The function GetKeywords is used to generate a regexp for keywords search and replacement. For example, GetKeywords("abstract break byte case catch") will return a regexp /\babstract\b|\bbreak\b|\bbyte\b|\bcase\b|\bcatch\b/ .

The code is straightforward, but it's bad and generate a very inefficient regexp.

The keypoint is \b , \b is a word boundary assertion. To test whether a position is a word boundary, the regexp engine need to consider both the left character of the position and the right character of the position. If one is a word character (aka a-z, A-Z, 0-9 and the underscore "_") and the other is not, then it's a word boundary. You see it need both look forward one char and look backward one char. Though \b assertion is not very expensive, each failed match of /\babstract\b|\bbreak\b|\bbyte\b|\bcase\b|\bcatch\b/ will do such look forward/backward 10 times, and JavaScript language has 50+ keywords means each failed match will do 100 times, and SyCODE add 400+ properties/methods words means extra 800+ times!
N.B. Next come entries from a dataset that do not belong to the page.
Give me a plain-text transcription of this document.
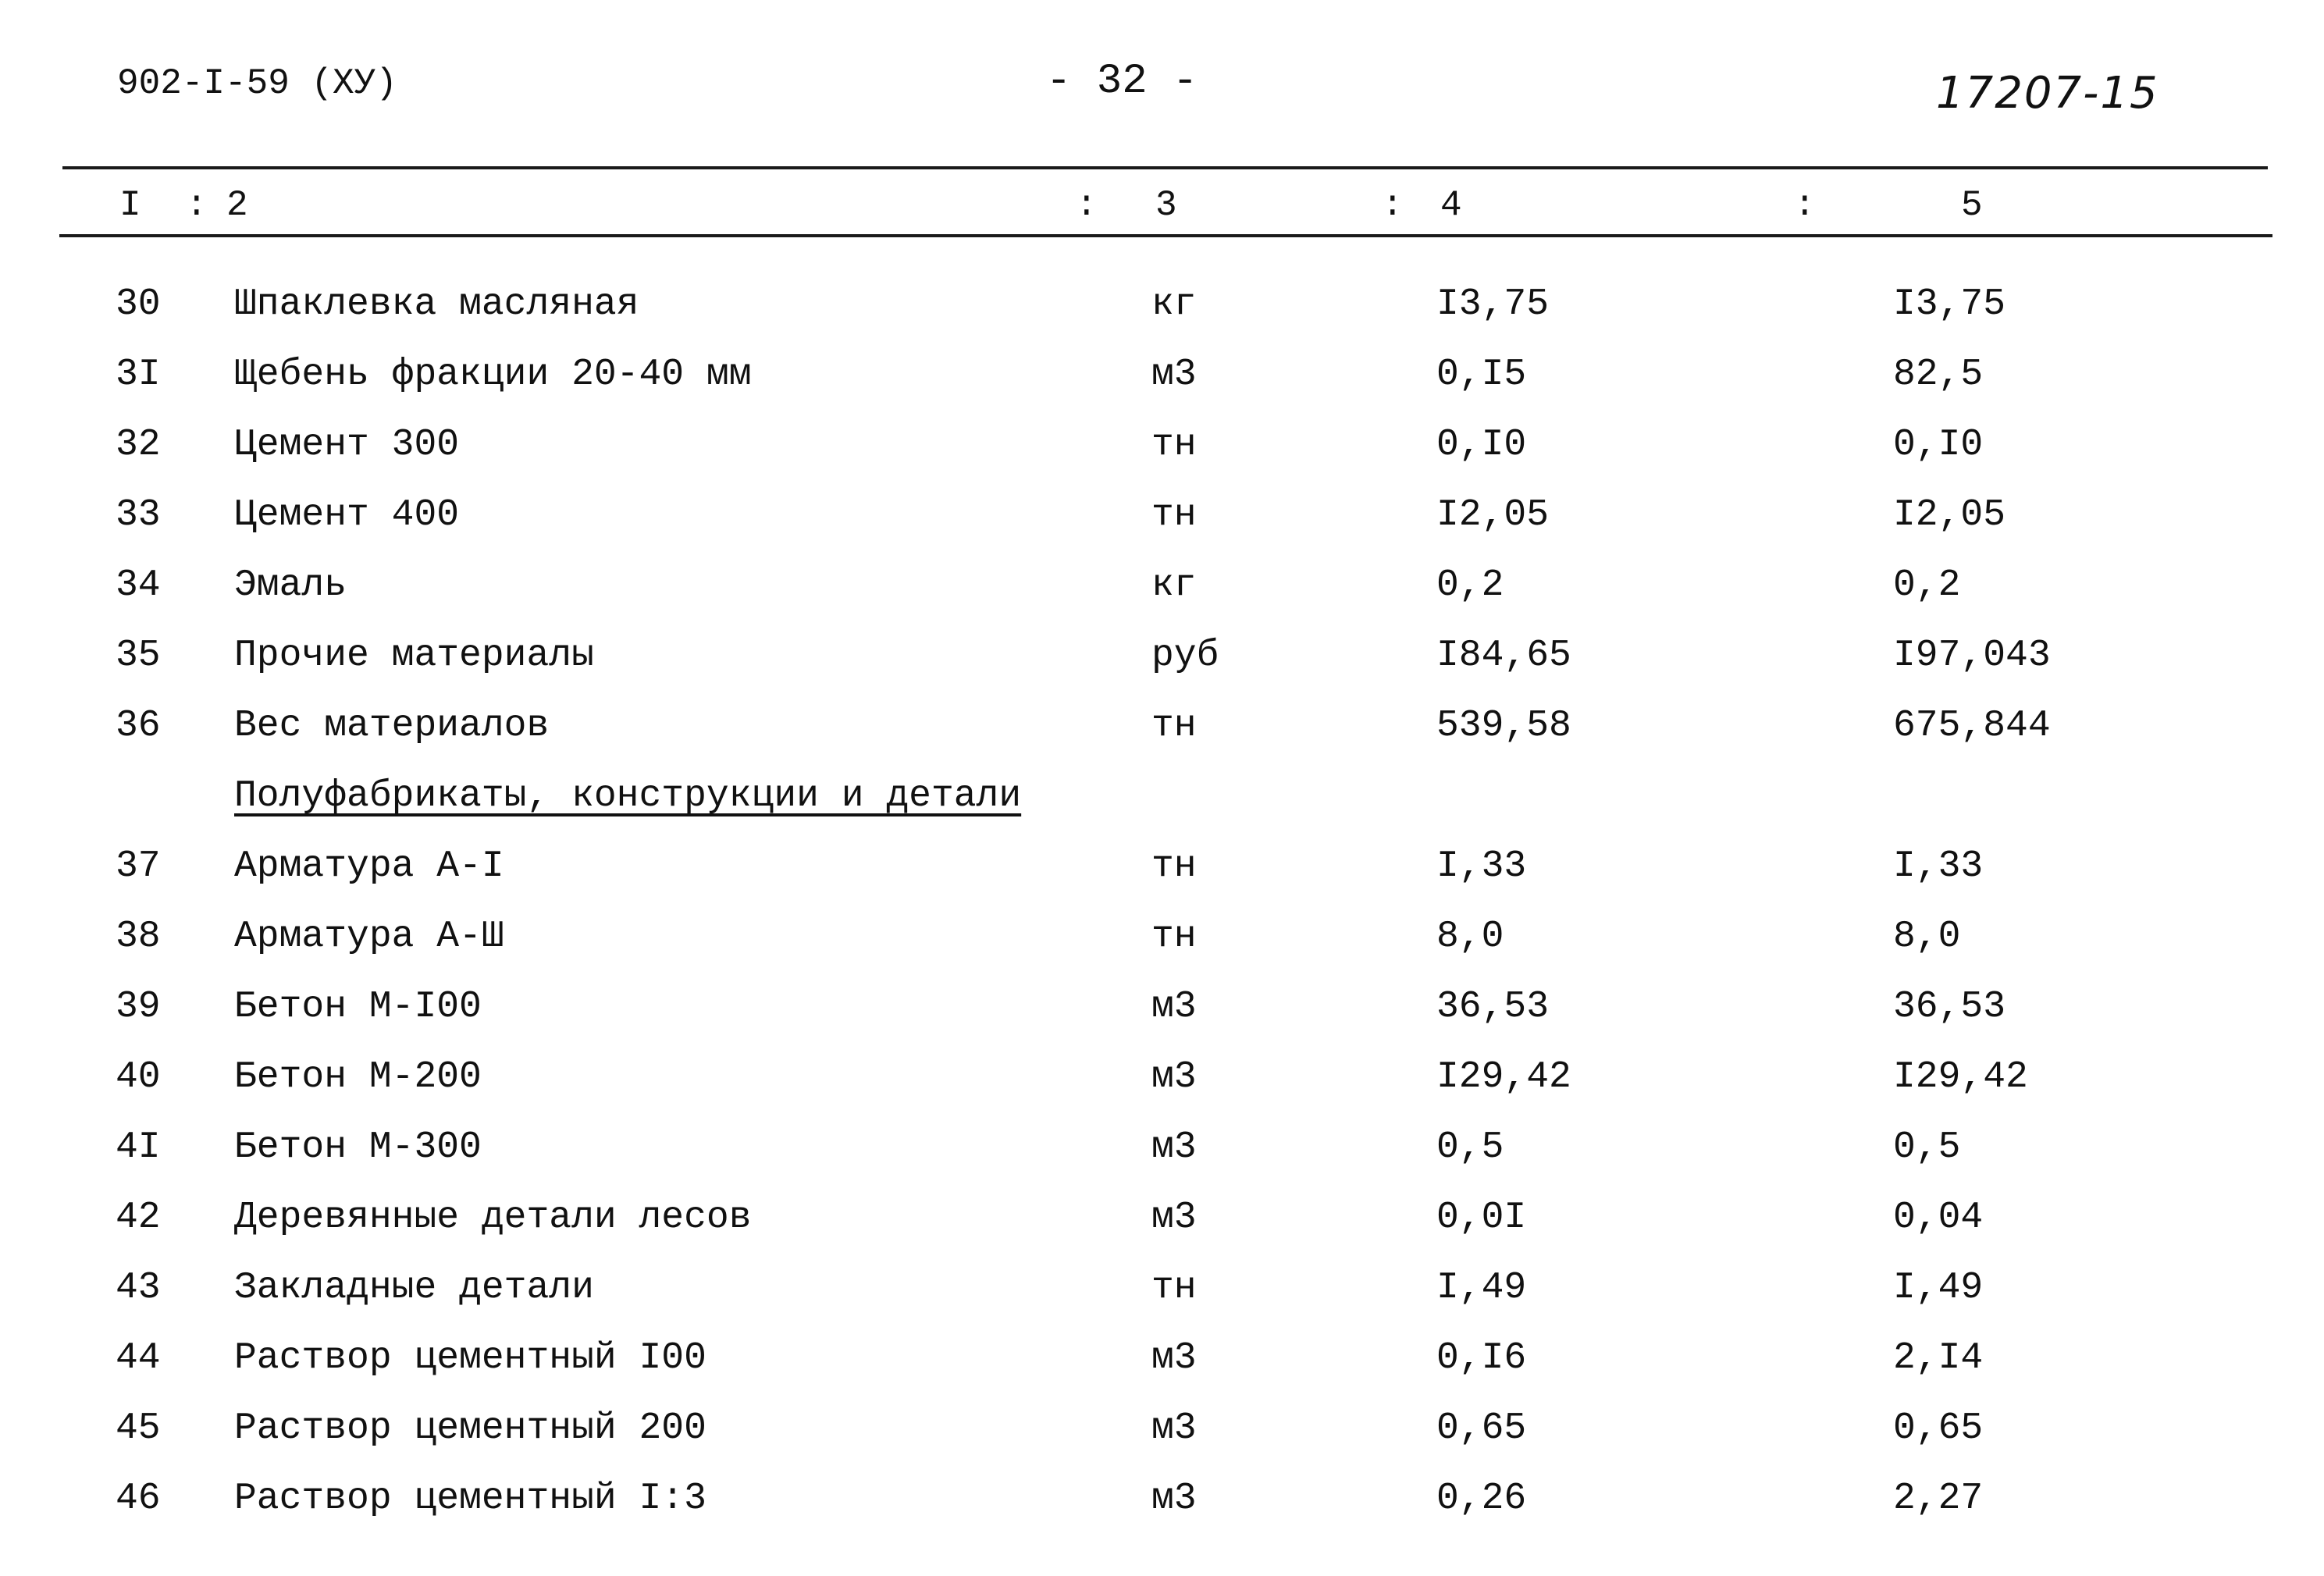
902-I-59 (XУ)	- 32 -	17207-15
I : 2	: 3	: 4	:	5
30 Шпаклевка масляная	кг	I3,75	I3,75
3I Щебень фракции 20-40 мм	м3	0,I5	82,5
32 Цемент 300	тн	0,I0	0,I0
33 Цемент 400	тн	I2,05	I2,05
34 Эмаль	кг	0,2	0,2
35 Прочие материалы	руб	I84,65	I97,043
36 Вес материалов	тн	539,58	675,844
Полуфабрикаты, конструкции и детали
37 Арматура А-I	тн	I,33	I,33
38 Арматура А-Ш	тн	8,0	8,0
39 Бетон М-I00	м3	36,53	36,53
40 Бетон М-200	м3	I29,42	I29,42
4I Бетон М-300	м3	0,5	0,5
42 Деревянные детали лесов	м3	0,0I	0,04
43 Закладные детали	тн	I,49	I,49
44 Раствор цементный I00	м3	0,I6	2,I4
45 Раствор цементный 200	м3	0,65	0,65
46 Раствор цементный I:3	м3	0,26	2,27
Of coz, \b assertion can be easily optimized, but our test result shows that FF's regexp engine doesn't do a good optimization at all.

Anyway, there is a very cheap way to solve the problem. Most of those \b assertions are unnecessary . /\babstract\b|\bbreak\b|\bbyte\b|\bcase\b|\bcatch\b/ can be rewrite as /\b(?:abstract|break|byte|case|catch)\b/ , those two regexp are equal, the only difference is the latter only need two \b assertion. Yes, we just need two , even SyCODE add 400+ words, we still just need two .
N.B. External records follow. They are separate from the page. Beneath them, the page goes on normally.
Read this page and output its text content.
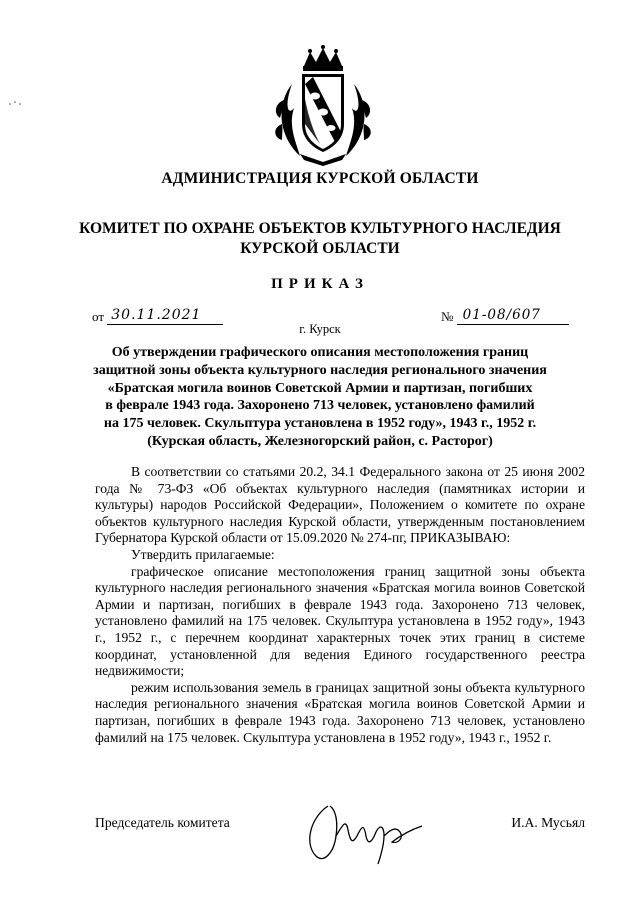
АДМИНИСТРАЦИЯ КУРСКОЙ ОБЛАСТИ
КОМИТЕТ ПО ОХРАНЕ ОБЪЕКТОВ КУЛЬТУРНОГО НАСЛЕДИЯ
КУРСКОЙ ОБЛАСТИ
ПРИКАЗ
от 30.11.2021	№ 01-08/607
г. Курск
Об утверждении графического описания местоположения границ
защитной зоны объекта культурного наследия регионального значения
«Братская могила воинов Советской Армии и партизан, погибших
в феврале 1943 года. Захоронено 713 человек, установлено фамилий
на 175 человек. Скульптура установлена в 1952 году», 1943 г., 1952 г.
(Курская область, Железногорский район, с. Расторог)

В соответствии со статьями 20.2, 34.1 Федерального закона от 25 июня 2002 года № 73-ФЗ «Об объектах культурного наследия (памятниках истории и культуры) народов Российской Федерации», Положением о комитете по охране объектов культурного наследия Курской области, утвержденным постановлением Губернатора Курской области от 15.09.2020 № 274-пг, ПРИКАЗЫВАЮ:

Утвердить прилагаемые:

графическое описание местоположения границ защитной зоны объекта культурного наследия регионального значения «Братская могила воинов Советской Армии и партизан, погибших в феврале 1943 года. Захоронено 713 человек, установлено фамилий на 175 человек. Скульптура установлена в 1952 году», 1943 г., 1952 г., с перечнем координат характерных точек этих границ в системе координат, установленной для ведения Единого государственного реестра недвижимости;

режим использования земель в границах защитной зоны объекта культурного наследия регионального значения «Братская могила воинов Советской Армии и партизан, погибших в феврале 1943 года. Захоронено 713 человек, установлено фамилий на 175 человек. Скульптура установлена в 1952 году», 1943 г., 1952 г.

Председатель комитета	И.А. Мусьял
It's trivial to fix GetKeywords :


GetKeywords: function(str) {
 return '\\b' + str.replace(/\s+/g, '\\b|\\b') + '\\b';

 return '\\b(' + str.replace(/\s+/g, '|') + ')\\b';

},

Let's see the result of applying this one line patch:

Test results of FF3 code lines original patched
700 6.7s 0.1s
1600 15.5s 0.3s
4300 41.5s 0.7s

Oops, one line code cause 50x difference.

Besides FF, the patch also help other browsers a lot.

Test results of 4300 lines of code browser original patched
IE6 6.3s 2.8s
Safari3 2.6s 0.8s
Opera9 8.2s 1.7s
Chrome1 2.3s 0.5s

As we can see, even Chrome, which introduce a very optimized regexp engine, also shows at least 4x difference.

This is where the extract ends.